How to use from the
Use from the
llama-cpp-python library
# !pip install llama-cpp-python

from llama_cpp import Llama

llm = Llama.from_pretrained(
	repo_id="deucebucket/Gemma-4-26B-A4B-it-Cerebellum-v6-GGUF",
	filename="",
)
llm.create_chat_completion(
	messages = [
		{
			"role": "user",
			"content": "What is the capital of France?"
		}
	]
)

Cerebellum

Gemma 4 26B-A4B-it Cerebellum GGUF

This repository contains GGUF builds derived from google/gemma-4-26B-A4B-it.

2026-05-22 Update

Added:

gemma-4-26B-A4B-it-cerebellum-v6.1-templatefix-Q3_K_M.gguf
sha256: d24229facdef8360a7ffa8b37a50e1de636b9139a5eba0efe899828e45ae7989

gemma-4-26b-a4b-it.mmproj.gguf
sha256: b762c43119ebdc3e3c36d929d958e827fac35b03278dda9203f87131aee1f185

The v6.1 file keeps the v6 tensor allocation and updates GGUF/runtime-facing metadata for Gemma 4 chat-template use. The update was tested with llama-server --jinja --reasoning auto and request-level no-thinking controls.

Older files in this repository are retained for reproducibility.

Measured launch (RTX 3090, llama.cpp)

Measured 2026-06-13 on a single RTX 3090 (24 GB), one llama-server, KV cache q8_0:

metric measured
decode speed 123 tok/s
peak VRAM (4-slot serving) 15.1 GB
max measured context (q8_0 KV) 131,072
llama-server -m gemma-4-26B-A4B-it-cerebellum-v6.1-templatefix-Q3_K_M.gguf \
  -ngl 99 --parallel 4 -c 24576 --jinja --reasoning-budget 0

This rig's measurements; no quality claims beyond them.

Tested Runtime

Runtime used for the 2026-05-22 templatefix checks:

llama.cpp fork: https://github.com/deucebucket/llama.cpp
branch: cerebellum/gemma4-runtime-fixes
fork commit: ded491334 fix: harden Gemma 4 server budgets
base build: b8930-59fa0b455

Server shape used locally:

llama-server \
  --model gemma-4-26B-A4B-it-cerebellum-v6.1-templatefix-Q3_K_M.gguf \
  --mmproj gemma-4-26b-a4b-it.mmproj.gguf \
  --n-gpu-layers 99 \
  --ctx-size 65536 \
  --parallel 1 \
  --flash-attn on \
  --cache-type-k q8_0 \
  --cache-type-v q8_0 \
  --jinja \
  --reasoning auto \
  --media-path /tmp/

Normal no-thinking requests used:

{
  "chat_template_kwargs": {"enable_thinking": false},
  "thinking_budget_tokens": 0
}

Bounded-thinking smoke requests used thinking_budget_tokens: 128.
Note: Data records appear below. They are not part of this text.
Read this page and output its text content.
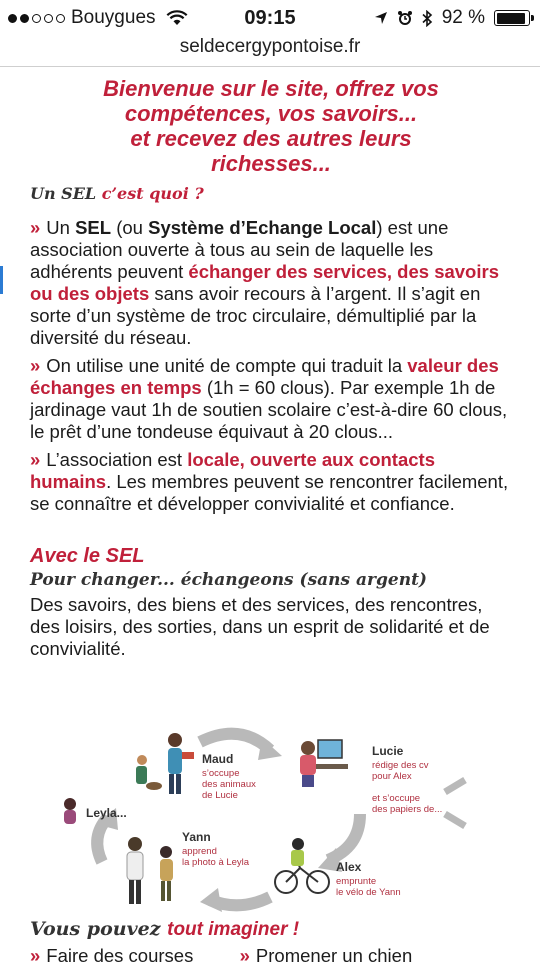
Bouygues	09:15	92 %
seldecergypontoise.fr
Bienvenue sur le site, offrez vos
compétences, vos savoirs...
et recevez des autres leurs
richesses...
Un SEL c’est quoi ?

» Un SEL (ou Système d’Echange Local) est une association ouverte à tous au sein de laquelle les adhérents peuvent échanger des services, des savoirs ou des objets sans avoir recours à l’argent. Il s’agit en sorte d’un système de troc circulaire, démultiplié par la diversité du réseau.

» On utilise une unité de compte qui traduit la valeur des échanges en temps (1h = 60 clous). Par exemple 1h de jardinage vaut 1h de soutien scolaire c’est-à-dire 60 clous, le prêt d’une tondeuse équivaut à 20 clous...

» L’association est locale, ouverte aux contacts humains. Les membres peuvent se rencontrer facilement, se connaître et développer convivialité et confiance.

Avec le SEL
Pour changer... échangeons (sans argent)

Des savoirs, des biens et des services, des rencontres, des loisirs, des sorties, dans un esprit de solidarité et de convivialité.

Maud
s’occupe
des animaux
de Lucie
Lucie
rédige des cv
pour Alex

et s’occupe
des papiers de...
Leyla...
Yann
apprend
la photo à Leyla	Alex
emprunte
le vélo de Yann
Vous pouvez tout imaginer !
» Faire des courses	» Promener un chien
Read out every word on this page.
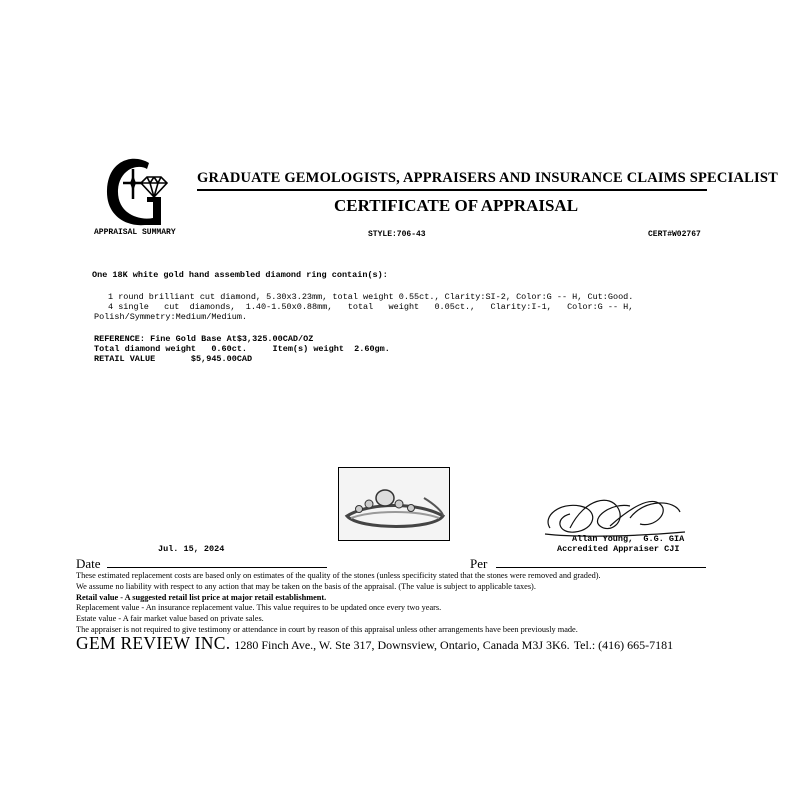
GRADUATE GEMOLOGISTS, APPRAISERS AND INSURANCE CLAIMS SPECIALIST
CERTIFICATE OF APPRAISAL
APPRAISAL SUMMARY	STYLE:706-43	CERT#W02767
One 18K white gold hand assembled diamond ring contain(s):
1 round brilliant cut diamond, 5.30x3.23mm, total weight 0.55ct., Clarity:SI-2, Color:G -- H, Cut:Good.
4 single   cut  diamonds,  1.40-1.50x0.88mm,   total   weight   0.05ct.,   Clarity:I-1,   Color:G -- H,
Polish/Symmetry:Medium/Medium.
REFERENCE: Fine Gold Base At$3,325.00CAD/OZ
Total diamond weight   0.60ct.     Item(s) weight  2.60gm.
RETAIL VALUE       $5,945.00CAD
Jul. 15, 2024
Allan Young,  G.G. GIA
Accredited Appraiser CJI
Date	Per
These estimated replacement costs are based only on estimates of the quality of the stones (unless specificity stated that the stones were removed and graded).
We assume no liability with respect to any action that may be taken on the basis of the appraisal. (The value is subject to applicable taxes).
Retail value - A suggested retail list price at major retail establishment.
Replacement value - An insurance replacement value. This value requires to be updated once every two years.
Estate value - A fair market value based on private sales.
The appraiser is not required to give testimony or attendance in court by reason of this appraisal unless other arrangements have been previously made.
GEM REVIEW INC. 1280 Finch Ave., W. Ste 317, Downsview, Ontario, Canada M3J 3K6. Tel.: (416) 665-7181
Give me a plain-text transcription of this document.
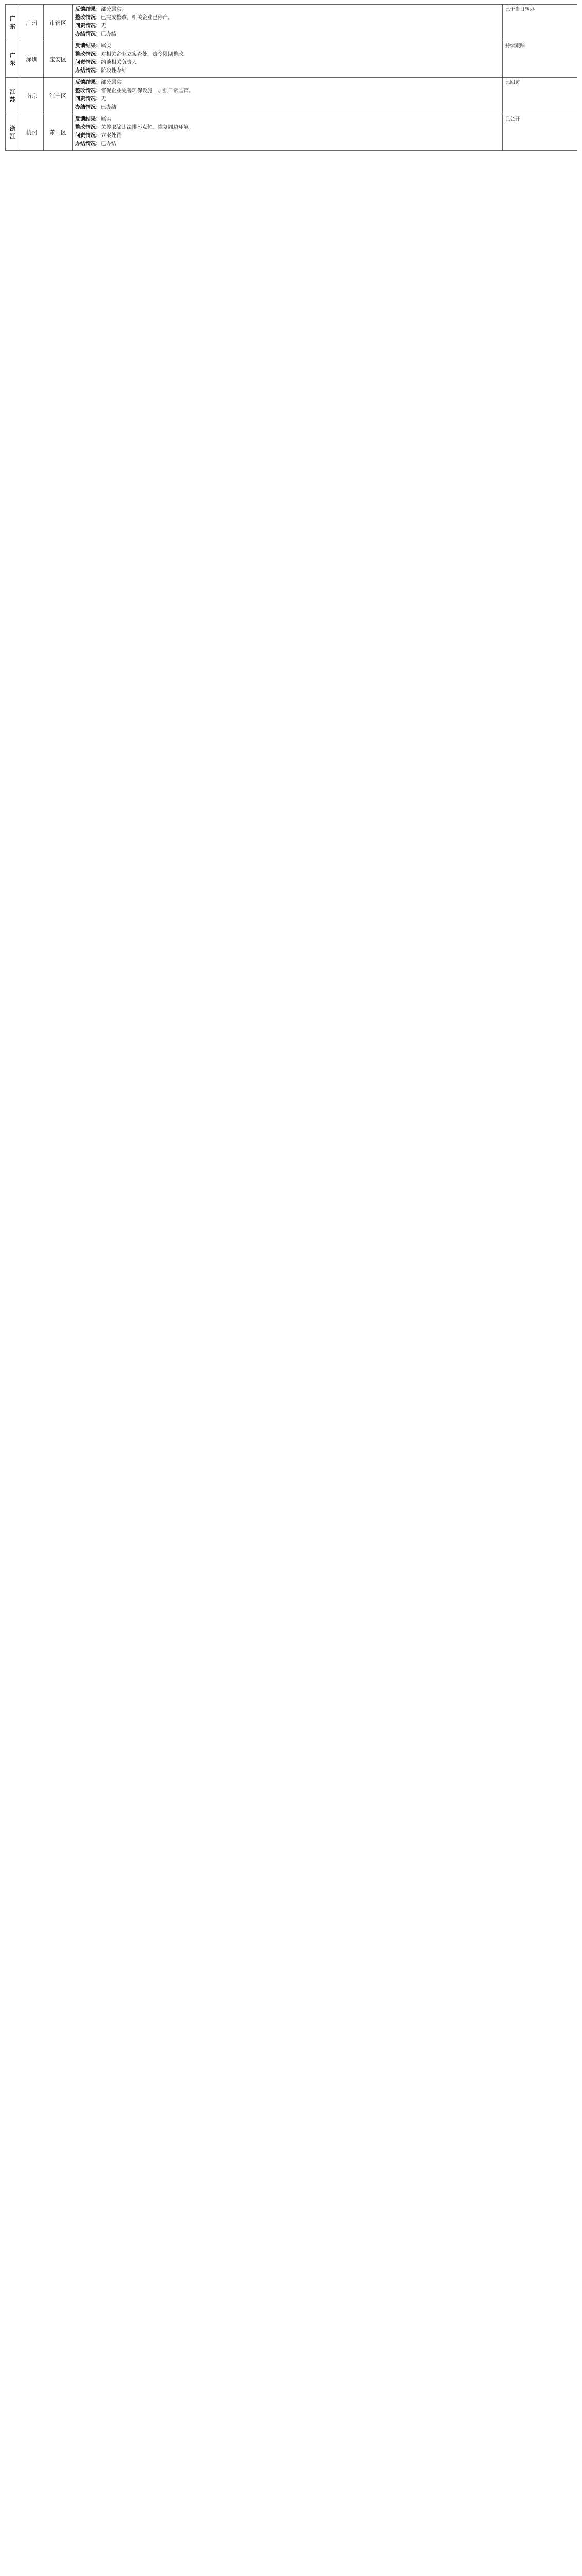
广东	广州	市辖区	反馈结果：部分属实
整改情况：已完成整改，相关企业已停产。
问责情况：无
办结情况：已办结	已于当日转办
广东	深圳	宝安区	反馈结果：属实
整改情况：对相关企业立案查处，责令限期整改。
问责情况：约谈相关负责人
办结情况：阶段性办结	持续跟踪
江苏	南京	江宁区	反馈结果：部分属实
整改情况：督促企业完善环保设施，加强日常监管。
问责情况：无
办结情况：已办结	已回访
浙江	杭州	萧山区	反馈结果：属实
整改情况：关停取缔违法排污点位，恢复周边环境。
问责情况：立案处罚
办结情况：已办结	已公开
2026-05-22 Templatefix Test Artifacts

Creative-writing smoke files:

creative_eval_20260522/regular_v6_1_templatefix_creative_summary.json
creative_eval_20260522/regular_v6_1_templatefix_creative_rerun_longcaps_summary.json

Non-coding tool-use files:

agentic_eval_20260522/README.md
agentic_eval_20260522/regular_v6_1_noncoding_agentic_tools_strict_summary.json

Observed 2026-05-22 results from those artifacts:

Area Harness Observed result
No-thinking output channel six creative prompts reasoning_len=0 in recorded outputs
Template leakage markers six creative prompts no <think> marker or template marker recorded by checker
Creative long-cap rerun four prompts rerun after initial length caps four stop finishes in rerun summary
Non-coding tool workflow three strict OpenAI-style tool tasks schedule_strict, release_notes_strict, creative_brief_strict listed in pass_cases

The non-coding tool harness used mock tools named list_calendar, create_calendar_hold, search_notes, save_note, and add_task. It did not test code editing.

Evaluation

Benchmark results for the Cerebellum v6 tensor allocation, measured directly on the GGUF with llama.cpp llama-server on an RTX 3090. The v6.1 templatefix file keeps the v6 tensor allocation with zero tensor changes (metadata-only update), so these measurements describe the same weights. Summary JSONs are in benchmark_results/ in this repository.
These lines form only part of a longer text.